In particular, reliable population density estimates are highly required for effective control programs. In the survey area, the effectiveness of control strategies (mating disruption, and microbial treatments with Bacillus thuringiensis aerial applications) have been previously evaluated [23]. Moreover, other techniques such as destruction of winter nests made by specially trained employees, trunk injections, trunk barrier and adhesive barrier trap devices, and new formulations of mating disruption using biodegradable shootable balls are still under investigation (CF, unpublished data).

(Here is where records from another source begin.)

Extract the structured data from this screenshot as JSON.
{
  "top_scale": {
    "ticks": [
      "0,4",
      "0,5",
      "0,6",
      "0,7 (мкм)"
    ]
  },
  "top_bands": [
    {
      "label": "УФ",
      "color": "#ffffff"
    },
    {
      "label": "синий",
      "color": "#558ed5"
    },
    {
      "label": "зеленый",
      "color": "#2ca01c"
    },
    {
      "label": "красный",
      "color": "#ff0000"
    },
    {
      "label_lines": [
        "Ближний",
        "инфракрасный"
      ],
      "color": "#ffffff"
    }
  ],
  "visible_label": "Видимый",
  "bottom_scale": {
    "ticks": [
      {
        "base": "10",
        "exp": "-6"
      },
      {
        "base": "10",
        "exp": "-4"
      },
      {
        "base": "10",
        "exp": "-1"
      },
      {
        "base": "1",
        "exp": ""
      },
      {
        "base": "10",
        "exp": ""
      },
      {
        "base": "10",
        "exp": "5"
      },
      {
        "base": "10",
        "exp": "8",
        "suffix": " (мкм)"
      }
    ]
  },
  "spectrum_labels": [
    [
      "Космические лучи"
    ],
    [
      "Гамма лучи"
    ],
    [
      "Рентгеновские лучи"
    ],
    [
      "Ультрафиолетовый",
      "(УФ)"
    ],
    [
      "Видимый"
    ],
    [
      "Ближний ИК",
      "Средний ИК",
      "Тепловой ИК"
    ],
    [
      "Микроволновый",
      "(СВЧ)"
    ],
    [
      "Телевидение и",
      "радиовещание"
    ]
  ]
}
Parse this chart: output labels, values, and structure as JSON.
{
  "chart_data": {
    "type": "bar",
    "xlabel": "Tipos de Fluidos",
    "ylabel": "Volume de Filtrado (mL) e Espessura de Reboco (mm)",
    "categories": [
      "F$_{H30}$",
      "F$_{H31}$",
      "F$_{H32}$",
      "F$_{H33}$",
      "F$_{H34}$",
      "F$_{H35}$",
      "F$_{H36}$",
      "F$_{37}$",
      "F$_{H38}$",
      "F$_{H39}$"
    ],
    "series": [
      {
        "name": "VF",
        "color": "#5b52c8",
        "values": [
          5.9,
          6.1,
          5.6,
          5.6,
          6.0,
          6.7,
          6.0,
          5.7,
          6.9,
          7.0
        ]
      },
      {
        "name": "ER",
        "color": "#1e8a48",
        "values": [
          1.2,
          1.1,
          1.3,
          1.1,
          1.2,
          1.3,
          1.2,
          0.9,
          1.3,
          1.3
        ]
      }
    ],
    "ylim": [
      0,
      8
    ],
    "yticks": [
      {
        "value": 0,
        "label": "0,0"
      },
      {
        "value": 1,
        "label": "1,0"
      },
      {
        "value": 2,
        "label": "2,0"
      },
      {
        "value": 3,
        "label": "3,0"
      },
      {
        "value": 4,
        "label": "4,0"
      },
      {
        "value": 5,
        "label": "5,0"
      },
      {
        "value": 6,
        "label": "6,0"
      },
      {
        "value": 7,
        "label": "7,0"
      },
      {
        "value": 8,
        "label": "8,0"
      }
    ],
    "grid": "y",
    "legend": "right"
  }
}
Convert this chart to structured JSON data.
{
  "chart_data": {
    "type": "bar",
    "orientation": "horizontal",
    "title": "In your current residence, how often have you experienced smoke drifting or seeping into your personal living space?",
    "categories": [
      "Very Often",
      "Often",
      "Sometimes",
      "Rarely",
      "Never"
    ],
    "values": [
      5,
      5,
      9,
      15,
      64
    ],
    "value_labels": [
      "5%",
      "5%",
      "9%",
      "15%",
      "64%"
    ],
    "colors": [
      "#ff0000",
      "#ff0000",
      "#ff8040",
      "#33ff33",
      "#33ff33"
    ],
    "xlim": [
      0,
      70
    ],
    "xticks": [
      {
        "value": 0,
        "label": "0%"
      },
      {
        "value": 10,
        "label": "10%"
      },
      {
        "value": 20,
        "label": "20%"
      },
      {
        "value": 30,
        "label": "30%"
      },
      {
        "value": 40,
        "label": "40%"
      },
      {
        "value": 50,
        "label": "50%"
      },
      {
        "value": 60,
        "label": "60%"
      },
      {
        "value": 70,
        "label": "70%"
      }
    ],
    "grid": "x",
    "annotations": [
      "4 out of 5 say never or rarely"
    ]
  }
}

Protection of stands requires regular application of pest control measures. In addition to health issues, intense defoliation negatively affects height and radial tree growth, increasing the mortality rate of samplings and reducing the reproduction capacity of trees. At the same time, PPM can trigger a decrease in tree resistance and resilience against other disturbances such as forest fires, drought, and/or other pests [54]. In the northwestern Alps a severe resurgence of bark beetles, namely the European spruce bark beetle, Ips typographus L., and the great spruce bark beetle, Dendroctonus micans (Kugelann), has been recently observed (CF, personal observation).

5. Conclusions

Overall, the current study provides evidence for a better understanding of the climatic factors affecting PPM population dynamics in Aosta Valley region. In particular, we highlighted how the abiotic variables such as temperature, rain, altitude, and population density may act, separately or synergically, influencing positively or negatively the insect biology.

Because of the future climatic scenario, it is increasingly important to control this insect and its populations. Further investigations are needed in relation to the cyclicity in PPM population dynamics, as well. Li et al. [55] reported that in most French regions, outbreaks occur on a regular temporal pattern with peak defoliations every 7–11 years on average. In our survey area, even if PPM has been monitored since the 1930s, the fluctuations have never been regularly assessed. Due to the environmental and sanitary importance of the PPM, all the data collected will be useful to develop predictive risk models to monitor the potential expansion of this pest, and to deploy countermeasures in a timely, efficient, and effective manner.